Si sente una maggiore attenzione all’ambiente?

«Più nei ragazzini che negli adulti. Chi trova una bottiglia di plastica non esita a recuperarla per poi conferirla nel bidone giusto. Serve grande rispetto per questo fiume e per l’ambiente in generale. I bimbi lo imparano al centro estivo o nelle uscite, e portano l’esperienza in casa. La pulizia del Sile, che facciamo di continuo, in questo senso è perfetta. La sensibilità ambientale è cambiata. C’è una comunità di presidio per il bene del Parco».

Il Sile è salute?

«Sì, ce lo certifica anche l’università di Padova, con analisi periodiche. Il tema resta l’abbandono dei rifiuti». Ma lei è molto conosciuto anche “sulla terraferma”. Perché? «Beh, ho lavorato 25 anni in un negozio di abbigliamento, forse il più in voga dell’epoca, ed ero il riferimento per i clienti, ero la prima persona che vedevano entrare e l'ultima all’uscita. E poi è questione di carattere: saluto tutti, parlo con tutti...».

Perché se n’è andato? Era un pesce nell’acqua…

«Ho scelto di rimettermi in gioco. Ho avuto due figlie, è stata la realizzazione di un sogno tornare in un luogo che conoscevo fin da bambino. A tutti piacerebbe far diventare la propria passione il proprio lavoro, nel posto che ti ha visto nascere e crescere. Ora sono istruttore e gestisco le attività commerciali».
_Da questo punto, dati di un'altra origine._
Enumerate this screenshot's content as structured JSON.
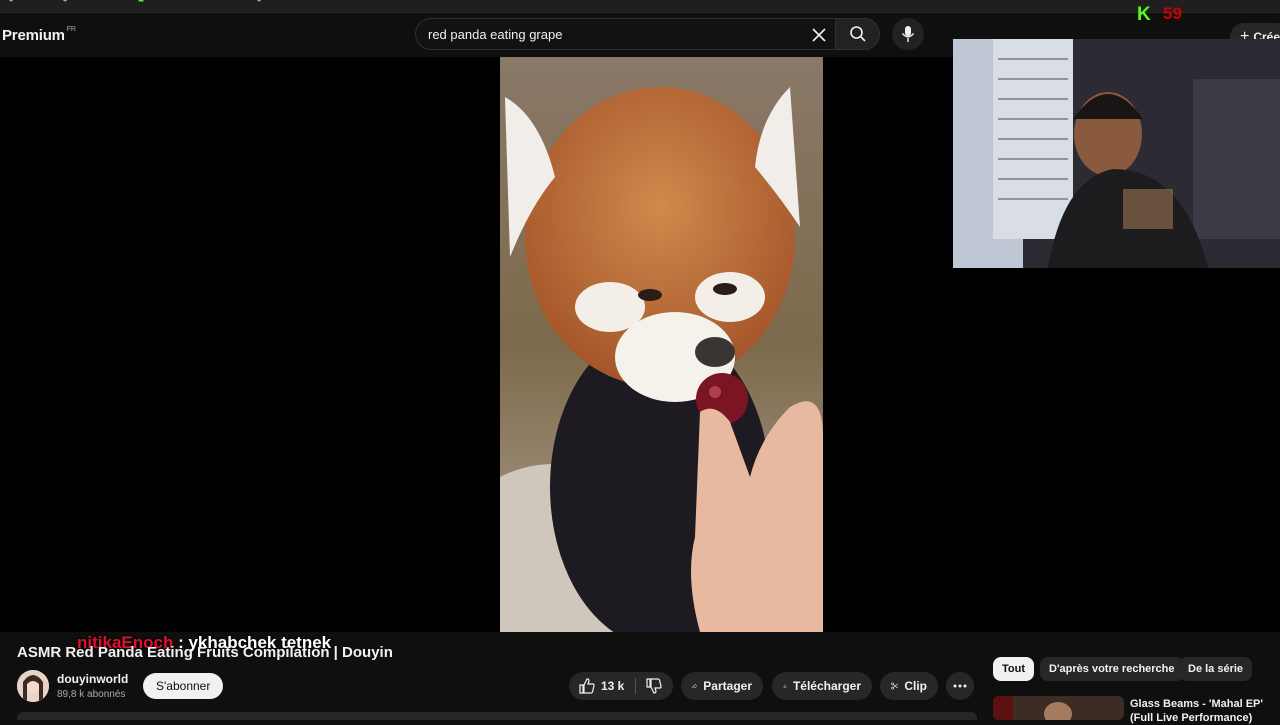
{
  "header": {
    "logo_text": "Premium",
    "logo_region": "FR",
    "search_value": "red panda eating grape",
    "create_label": "Crée"
  },
  "overlay": {
    "kick_logo": "K",
    "kick_count": "59",
    "chat_user": "nitikaEnoch",
    "chat_message": " : ykhabchek tetnek"
  },
  "video": {
    "title": "ASMR Red Panda Eating Fruits Compilation | Douyin",
    "channel_name": "douyinworld",
    "subscribers": "89,8 k abonnés",
    "subscribe_label": "S'abonner",
    "likes": "13 k",
    "share_label": "Partager",
    "download_label": "Télécharger",
    "clip_label": "Clip"
  },
  "chips": [
    "Tout",
    "D'après votre recherche",
    "De la série"
  ],
  "recommendations": [
    {
      "title": "Glass Beams - 'Mahal EP' (Full Live Performance)"
    }
  ],
  "colors": {
    "background": "#0f0f0f",
    "kick_green": "#53fc18",
    "chat_user_red": "#e0102c"
  }
}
Cioè ha applicato le attività di marketing imparate in 25 anni in negozio?

«L’ho reso commerciale. La gestione del personale, la fidelizzazione dei clienti, il perseguire gli obiettivi. Ho portato quella esperienza in un luogo che tutela l’ambiente. Un esempio? Faccio i video durante le uscite, i ragazzini si esaltano. E i team building aziendali sul dragon boat, scene epiche»

Che segreti vede nel Sile?

«Un senso di comunanza unico: ricordo un’uscita, passiamo davanti a una casa vicino a Villa Letizia e uno urla “Amico, potresti portarci da bere”. Tempo 10 minuti, tornando indietro, e a riva c’erano tre bottiglie di Prosecco. Tutti ormai mi conoscono, d’altronde il Sile è il mio ufficio. Mi chiedono di fermarmi per un caffè o di aiutarli con le potature».

Potature?

«Anni fa è caduto un platano dopo il ponte de fero. Con le barche abbiamo portato le motoseghe...».

La più curiosa? «Una volta sotto Ponte Ottavi abbiamo recuperato un sacchetto nero con dei vasetti chiusi, dentro c'erano dei cuori di gallina con uno spillo. Un rito voodoo».

Che altro nasconde?

«Elenco lunghissimo. Limitiamoci alla porcellana».

Il prossimo passo?

«Mi piacerebbe realizzare una spiaggetta, tra porta Calvi e ponte de fero, come in Francia: asciugamano, Sile e sole. E un lab dello sport; andare a prendere i ragazzi a scuola, il doposcuola alla Canottieri e poi tutti in barca. Siamo in controtendenza, nella società dello smartphone. Da noi il cellulare non esiste, si socializza. È la famiglia del Sile».

 


La scheda

 

Nicola Romano, istruttore e organizzatore di tutte le attività sul fiume della Canottieri Sile, è nato a Treviso nel 1972. Suo padre Francesco è stato una delle colonne della società sorta di fronte al Siamic, suo fratello Andrea ha vinto diversi titoli italiani di canottaggio. Ha lavorato per 25 anni dalle Sorelle Ramonda, noto negozio di abbigliamento, diventando il “frontman” dello store e apprendendo le tecniche del marketing. Poi la scelta di “tornare a casa”, nel 2019. Spostato con Francesca, ha due figlie, Maddalena e Camilla, come lui appassionate del Sile.